Work/Projects

My Github handle is ozziefallick.


Papers


I've been working with some roommates on Choron, which is a chore market for shared households. Choron allocates chores to residents who dislike each chore least, and creates a currency that residents earn by doing chores. This currency can be transferred between residents in exchange for favors.


From the summer of 2011 to the summer of 2013, I interned at Arcode Corporation, originally through UMD's Corporate Scholar Program. While at Arcode, I worked on Inky, a smart email client.

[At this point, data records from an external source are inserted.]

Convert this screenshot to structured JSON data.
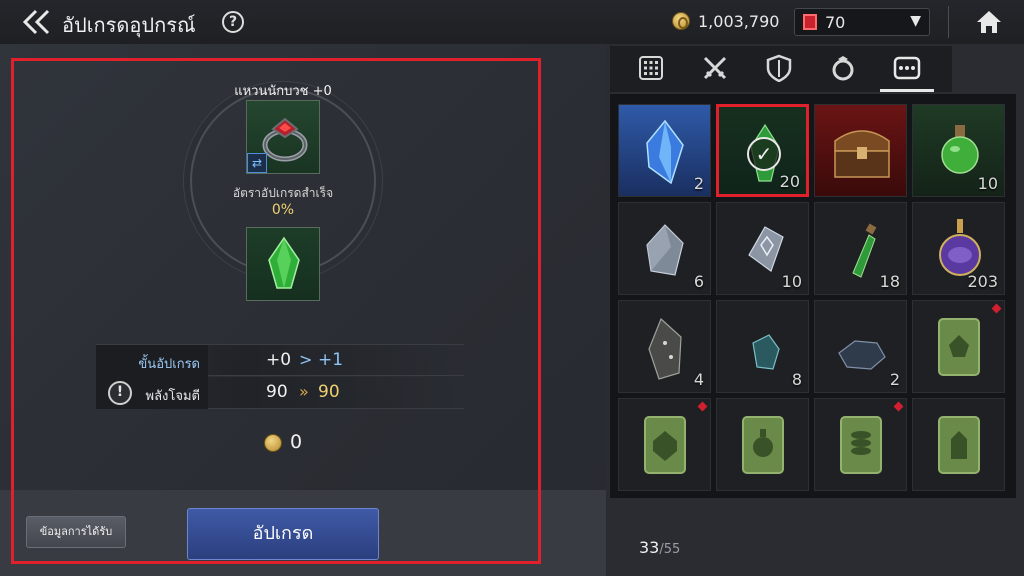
{
  "header": {
    "title": "อัปเกรดอุปกรณ์",
    "help_glyph": "?",
    "gold_amount": "1,003,790",
    "gem_amount": "70"
  },
  "upgrade_panel": {
    "item_name": "แหวนนักบวช +0",
    "success_rate_label": "อัตราอัปเกรดสำเร็จ",
    "success_rate_value": "0%",
    "stats": [
      {
        "label": "ขั้นอัปเกรด",
        "from": "+0",
        "arrow": ">",
        "to": "+1"
      },
      {
        "label": "พลังโจมตี",
        "from": "90",
        "arrow": "»",
        "to": "90"
      }
    ],
    "cost_value": "0",
    "info_button": "ข้อมูลการได้รับ",
    "upgrade_button": "อัปเกรด"
  },
  "inventory": {
    "tabs": [
      {
        "icon": "grid-icon",
        "active": false
      },
      {
        "icon": "crossed-swords-icon",
        "active": false
      },
      {
        "icon": "shield-icon",
        "active": false
      },
      {
        "icon": "ring-icon",
        "active": false
      },
      {
        "icon": "more-icon",
        "active": true
      }
    ],
    "items": [
      {
        "icon": "blue-crystal-icon",
        "qty": "2",
        "selected": false,
        "new": false
      },
      {
        "icon": "green-gem-icon",
        "qty": "20",
        "selected": true,
        "new": false
      },
      {
        "icon": "treasure-chest-icon",
        "qty": "",
        "selected": false,
        "new": false
      },
      {
        "icon": "green-potion-icon",
        "qty": "10",
        "selected": false,
        "new": false
      },
      {
        "icon": "grey-stone-icon",
        "qty": "6",
        "selected": false,
        "new": false
      },
      {
        "icon": "rune-stone-icon",
        "qty": "10",
        "selected": false,
        "new": false
      },
      {
        "icon": "green-vial-icon",
        "qty": "18",
        "selected": false,
        "new": false
      },
      {
        "icon": "purple-flask-icon",
        "qty": "203",
        "selected": false,
        "new": false
      },
      {
        "icon": "dark-ore-icon",
        "qty": "4",
        "selected": false,
        "new": false
      },
      {
        "icon": "teal-ore-icon",
        "qty": "8",
        "selected": false,
        "new": false
      },
      {
        "icon": "coal-icon",
        "qty": "2",
        "selected": false,
        "new": false
      },
      {
        "icon": "card-guild-icon",
        "qty": "",
        "selected": false,
        "new": true
      },
      {
        "icon": "card-shield-icon",
        "qty": "",
        "selected": false,
        "new": true
      },
      {
        "icon": "card-potion-icon",
        "qty": "",
        "selected": false,
        "new": false
      },
      {
        "icon": "card-coins-icon",
        "qty": "",
        "selected": false,
        "new": true
      },
      {
        "icon": "card-tower-icon",
        "qty": "",
        "selected": false,
        "new": false
      }
    ],
    "capacity_used": "33",
    "capacity_max": "/55"
  },
  "colors": {
    "selection": "#e0202b",
    "accent_blue": "#8fc4f5",
    "gold": "#f0d070"
  }
}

From the fall semester of 2011 to the spring of 2014, I worked on a machine transliteration project for an honors thesis under Hal Daumé III. In this project, I used carmel, a finite-state automaton evaluator, trained on Wiktionary and Wikipedia data, to automatically transcribe words from script A to script B, while replacing sounds from language A that are unpronouncable in language B with their best approximations in language B. As a result, if A and B use the same script, then it returns language B's best approximation of the word.


For my Digital Cultures and Creativity capstone project, I made a Java program to convert written oratory to a MIDI interpretation. I included a GUI to allow the user to create their own mapping between International Phonetic Alphabet transcription and musical notation.


During my freshman year, I worked on a program in Java to visualize speech cadence in written language under Tanya Clement.


During the Software Design course in my senior year of high school, I was team leader on a 3-D space racing game called orbit. In orbit, the player controls a comet that loses mass when far from planets and gains mass when nearby. The player must pass through a series of waypoints to complete each race, using the gravity of nearby planets to pick up speed. The game was written in Java using OpenGL for the graphics.


As a Senior Research Project in high school, I researched and constructed a model for ancient Western warfare, corresponding approximately to the period between 500 BCE and 500 CE. The user would set up a battle using the GUI I made, and the battle would be simulated step-by-step to determine a winner. The model achieved approximately 90% success at predicting the winner (without any evaluation for magnitude of victory) on the battles I tested it with.